Does anyone know if Google Apps for Business edition hosts the apps (gmail, calendar, etc.) on a physically separate infrastructure than the Standard (free) infrastructure? We've been growing increasingly annoyed with the lost/severely delayed email messages, downtime, etc. of Google Apps (standard) over time, and we are wondering if moving to the paid version would bring any benefits. Specifically, if the Business edition is not in some way on a different physical infrastructure, and we are in essence paying for a few small perks but still run on the usual standard/free setup, then we would probably have the same (or just as many) issues with the Business version.
I've emailed Google's sales team responsible for GApps, but haven't heard anything back in 4 days, which already doesn't speak well for the service. So, anyone have any insight into this?
Thanks in advance for any and all help :)

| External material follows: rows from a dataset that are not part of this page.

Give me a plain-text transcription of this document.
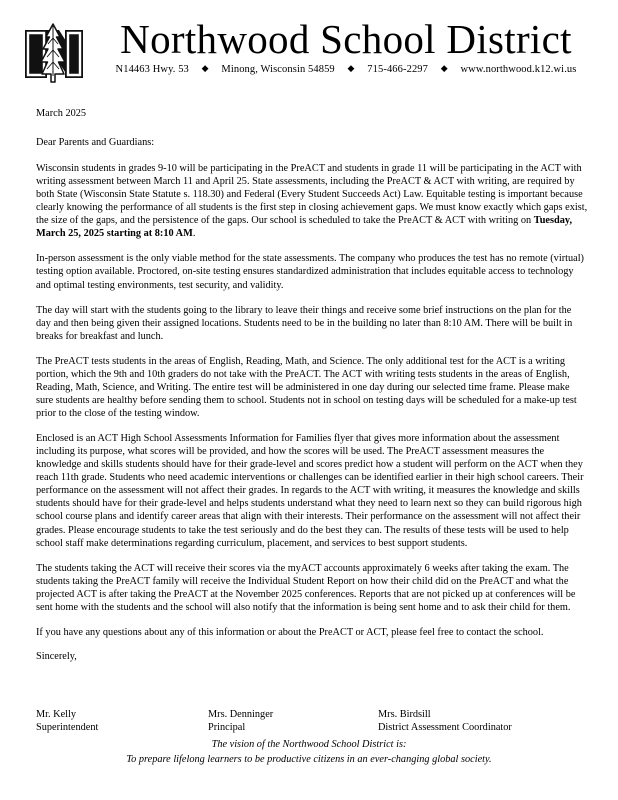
Northwood School District
N14463 Hwy. 53 ◆ Minong, Wisconsin 54859 ◆ 715-466-2297 ◆ www.northwood.k12.wi.us
March 2025
Dear Parents and Guardians:

Wisconsin students in grades 9-10 will be participating in the PreACT and students in grade 11 will be participating in the ACT with writing assessment between March 11 and April 25. State assessments, including the PreACT & ACT with writing, are required by both State (Wisconsin State Statute s. 118.30) and Federal (Every Student Succeeds Act) Law. Equitable testing is important because clearly knowing the performance of all students is the first step in closing achievement gaps. We must know exactly which gaps exist, the size of the gaps, and the persistence of the gaps. Our school is scheduled to take the PreACT & ACT with writing on Tuesday, March 25, 2025 starting at 8:10 AM.

In-person assessment is the only viable method for the state assessments. The company who produces the test has no remote (virtual) testing option available. Proctored, on-site testing ensures standardized administration that includes equitable access to technology and optimal testing environments, test security, and validity.

The day will start with the students going to the library to leave their things and receive some brief instructions on the plan for the day and then being given their assigned locations. Students need to be in the building no later than 8:10 AM. There will be built in breaks for breakfast and lunch.

The PreACT tests students in the areas of English, Reading, Math, and Science. The only additional test for the ACT is a writing portion, which the 9th and 10th graders do not take with the PreACT. The ACT with writing tests students in the areas of English, Reading, Math, Science, and Writing. The entire test will be administered in one day during our selected time frame. Please make sure students are healthy before sending them to school. Students not in school on testing days will be scheduled for a make-up test prior to the close of the testing window.

Enclosed is an ACT High School Assessments Information for Families flyer that gives more information about the assessment including its purpose, what scores will be provided, and how the scores will be used. The PreACT assessment measures the knowledge and skills students should have for their grade-level and scores predict how a student will perform on the ACT when they reach 11th grade. Students who need academic interventions or challenges can be identified earlier in their high school careers. Their performance on the assessment will not affect their grades. In regards to the ACT with writing, it measures the knowledge and skills students should have for their grade-level and helps students understand what they need to learn next so they can build rigorous high school course plans and identify career areas that align with their interests. Their performance on the assessment will not affect their grades. Please encourage students to take the test seriously and do the best they can. The results of these tests will be used to help school staff make determinations regarding curriculum, placement, and services to best support students.

The students taking the ACT will receive their scores via the myACT accounts approximately 6 weeks after taking the exam. The students taking the PreACT family will receive the Individual Student Report on how their child did on the PreACT and what the projected ACT is after taking the PreACT at the November 2025 conferences. Reports that are not picked up at conferences will be sent home with the students and the school will also notify that the information is being sent home and to ask their child for them.

If you have any questions about any of this information or about the PreACT or ACT, please feel free to contact the school.

Sincerely,
Mr. Kelly
Superintendent
Mrs. Denninger
Principal
Mrs. Birdsill
District Assessment Coordinator
The vision of the Northwood School District is:
To prepare lifelong learners to be productive citizens in an ever-changing global society.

Google is pretty much silent on how their physical infrastructure works, but the Business edition of Google Apps does have a SLA agreement
http://www.google.com/apps/intl/en/terms/sla.html
You can also see their service history on the Apps Status Dashboard
http://www.google.com/appsstatus#hl=en
No, google apps for business is run from the same infrastructure as the rest of google apps. There are some that run on a separate infrastructure (early adopters, I believe), but these are being transitioned back into the main infrastructure.
You can tell if a given google apps account is being run from the core infrastructure by trying to load one of the apps email accounts alongside a regular gmail account on the same browser session. If you can open both at once, they're on separate infrastructure. If you can only open one at a time, they're in the same infrastructure.